Trotz des teilweise fehlenden Verständnisses der Versicherten für die weggefallene Erstattungsfähigkeit sollten rezeptfreie Dermatika weiter vom Vertragsarzt angewendet werden, wenn sie zur Behandlung einer Hautkrankheit medizinisch notwendig, zweckmäßig und ausreichend sind. Ein medizinisch nicht begründbares Ausweichen des Arztes auf ein teureres verschreibungspflichtiges Präparat kann nach Auffassung des Bundesministeriums für Gesundheit und Soziale Sicherung (BMGS) als Verstoß gegen das Gebot einer wirtschaftlichen Verordnung interpretiert und im Rahmen von Wirtschaftlichkeitsprüfungen aufgegriffen werden. Zudem sind für einige dermatologische Indikationen gar keine verschreibungspflichtigen Arzneimittel bzw. Arzneistoffe verfügbar. Als Beispiel sei die topische Therapie der Onychomykose erwähnt, für die in Deutschland mit Amorolfin-Nagellack, Ciclopirox-Nagellack und einer in einem Nagelset angebotenen Creme auf Basis von Bifonazol und Harnstoff lediglich drei nicht verschreibungspflichtige Präparate zugelassen sind.

Für die ärztliche Verordnung nicht mehr erstattungsfähiger rezeptfreier Arzneimittel haben sich inzwischen verschiedenste Varianten des so genannten "Grünen Rezepts" etabliert. Mit der Ausstellung eines "grünen Rezepts" signalisiert der Arzt dem Patienten, dass er das betreffende Präparat für medizinisch notwendig hält und vor Inkrafttreten des GMG auf Kassenrezept verordnet hätte. Für die Apotheke ist das "grünes Rezept" eine wesentliche Erleichterung, den Patienten vom Selbstkauf nicht verschreibungspflichtiger Arzneimittel zu überzeugen.

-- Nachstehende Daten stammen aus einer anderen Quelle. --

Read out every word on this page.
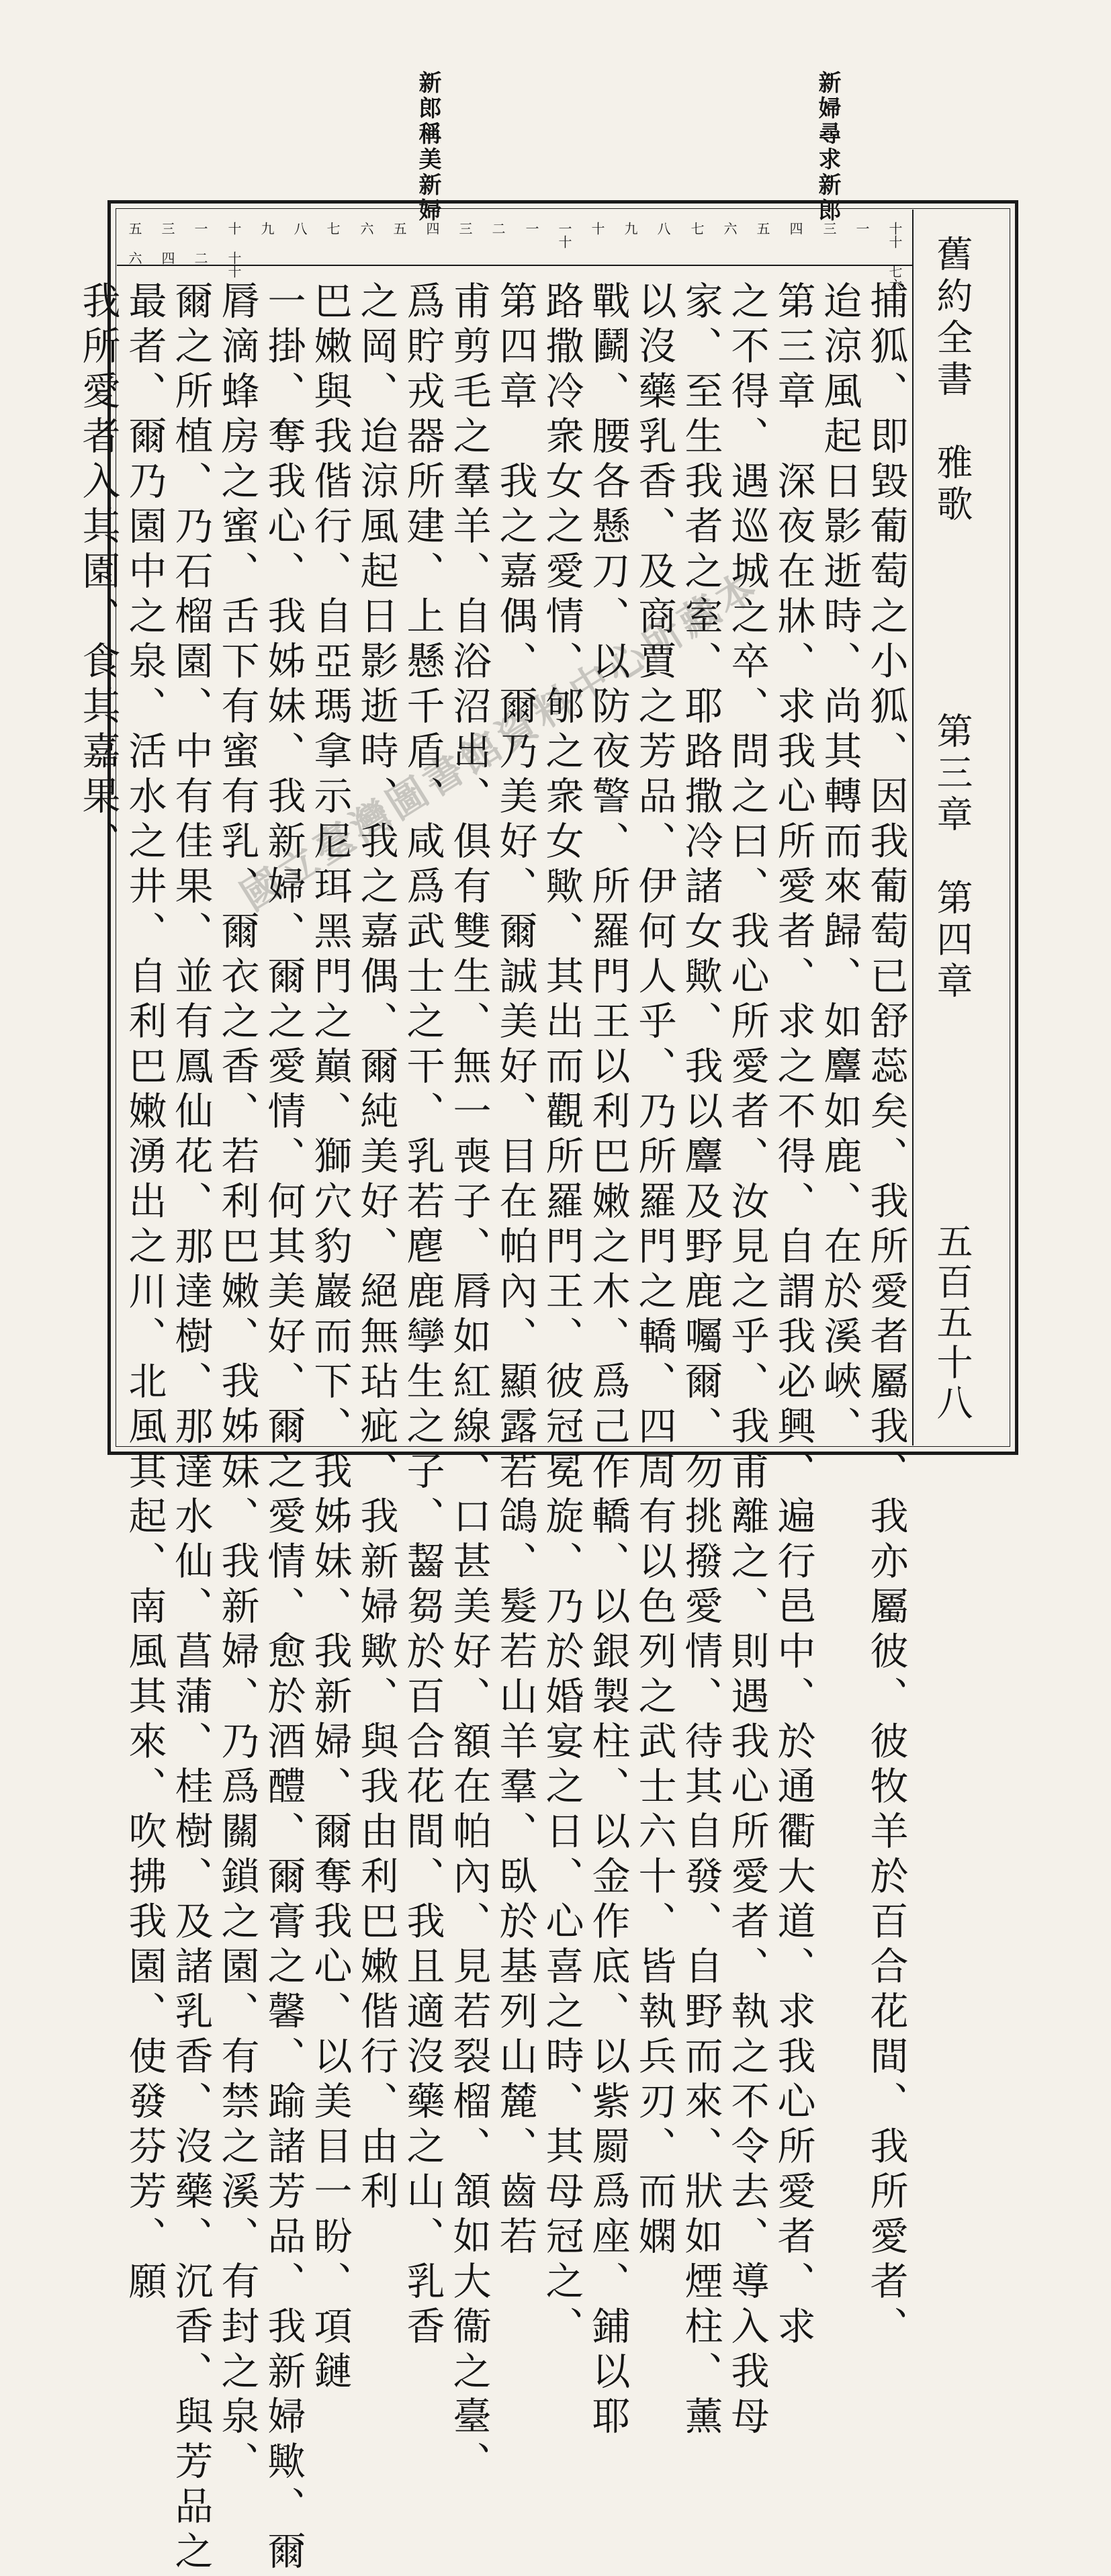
新婦尋求新郎
新郎稱美新婦
十十 七六
一
三
四
五
六
七
八
九
十
一十
一
二
三
四
五
六
七
八
九
十 十十
一 二
三 四
五 六	舊約全書　雅歌
第三章　第四章
五百五十八
捕狐、即毀葡萄之小狐、因我葡萄已舒蕊矣、我所愛者屬我、我亦屬彼、彼牧羊於百合花間、我所愛者、
迨涼風起日影逝時、尚其轉而來歸、如麞如鹿、在於溪峽、
第三章　深夜在牀、求我心所愛者、求之不得、自謂我必興、遍行邑中、於通衢大道、求我心所愛者、求
之不得、遇巡城之卒、問之曰、我心所愛者、汝見之乎、我甫離之、則遇我心所愛者、執之不令去、導入我母
家、至生我者之室、耶路撒冷諸女歟、我以麞及野鹿囑爾、勿挑撥愛情、待其自發、自野而來、狀如煙柱、薰
以沒藥乳香、及商賈之芳品、伊何人乎、乃所羅門之轎、四周有以色列之武士六十、皆執兵刃、而嫻
戰鬬、腰各懸刀、以防夜警、所羅門王以利巴嫩之木、爲己作轎、以銀製柱、以金作底、以紫罽爲座、鋪以耶
路撒冷衆女之愛情、郇之衆女歟、其出而觀所羅門王、彼冠冕旋、乃於婚宴之日、心喜之時、其母冠之、
第四章　我之嘉偶、爾乃美好、爾誠美好、目在帕內、顯露若鴿、髮若山羊羣、臥於基列山麓、齒若
甫剪毛之羣羊、自浴沼出、俱有雙生、無一喪子、脣如紅線、口甚美好、額在帕內、見若裂榴、頷如大衞之臺、
爲貯戎器所建、上懸千盾、咸爲武士之干、乳若麀鹿孿生之子、齧芻於百合花間、我且適沒藥之山、乳香
之岡、迨涼風起日影逝時、我之嘉偶、爾純美好、絕無玷疵、我新婦歟、與我由利巴嫩偕行、由利
巴嫩與我偕行、自亞瑪拿示尼珥黑門之巔、獅穴豹巖而下、我姊妹、我新婦、爾奪我心、以美目一盼、項鏈
一掛、奪我心、我姊妹、我新婦、爾之愛情、何其美好、爾之愛情、愈於酒醴、爾膏之馨、踰諸芳品、我新婦歟、爾
脣滴蜂房之蜜、舌下有蜜有乳、爾衣之香、若利巴嫩、我姊妹、我新婦、乃爲關鎖之園、有禁之溪、有封之泉、
爾之所植、乃石榴園、中有佳果、並有鳳仙花、那達樹、那達水仙、菖蒲、桂樹、及諸乳香、沒藥、沉香、與芳品之
最者、爾乃園中之泉、活水之井、自利巴嫩湧出之川、北風其起、南風其來、吹拂我園、使發芬芳、願
我所愛者入其園、食其嘉果、	國立臺灣圖書館資料中心所藏本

Angesichts dieser Vorteile ist es unverständlich, dass das von der ABDA, der Bundesvereinigung Deutscher Apothekerverbände, bereits im Oktober 2003 angekündigte bundeseinheitliche Formular des "grünen Rezepts" bis Mitte März 2004 immer noch nicht vorlag. Offensichtlich ist die ABDA der Fehleinschätzung unterlegen, dass das "grüne Rezept" erst nach dem 1. April 2004, wenn die vom Gemeinsamen Bundesausschuss verabschiedeten Arzneimittel-Richtlinien in Kraft getreten sind, wirklich benötigt wird. Die Praxis hat jedoch gezeigt, dass schon seit Januar kaum noch rezeptfreie Medikamente auf Kassenrezept verschrieben wurden.

Trotz der erwähnten Probleme ergeben sich aus den Maßnahmen des GMG durchaus auch positive Aspekte für Patienten und Leistungserbringer: So wird durch den Wegfall der Erstattungsfähigkeit nicht verschreibungspflichtiger Arzneimittel in der Dermatologie zusätzlicher Verordnungsspielraum für innovative Dermatika zur Behandlung schwerwiegender Hautkrankheiten, wie Immunmodulatoren und Biologicals, geschaffen. Der Apotheke bietet die neue Situation die Chance, sich als Partner des Dermatologen in der Beratung und Betreuung hautkranker Menschen stärker zu profilieren.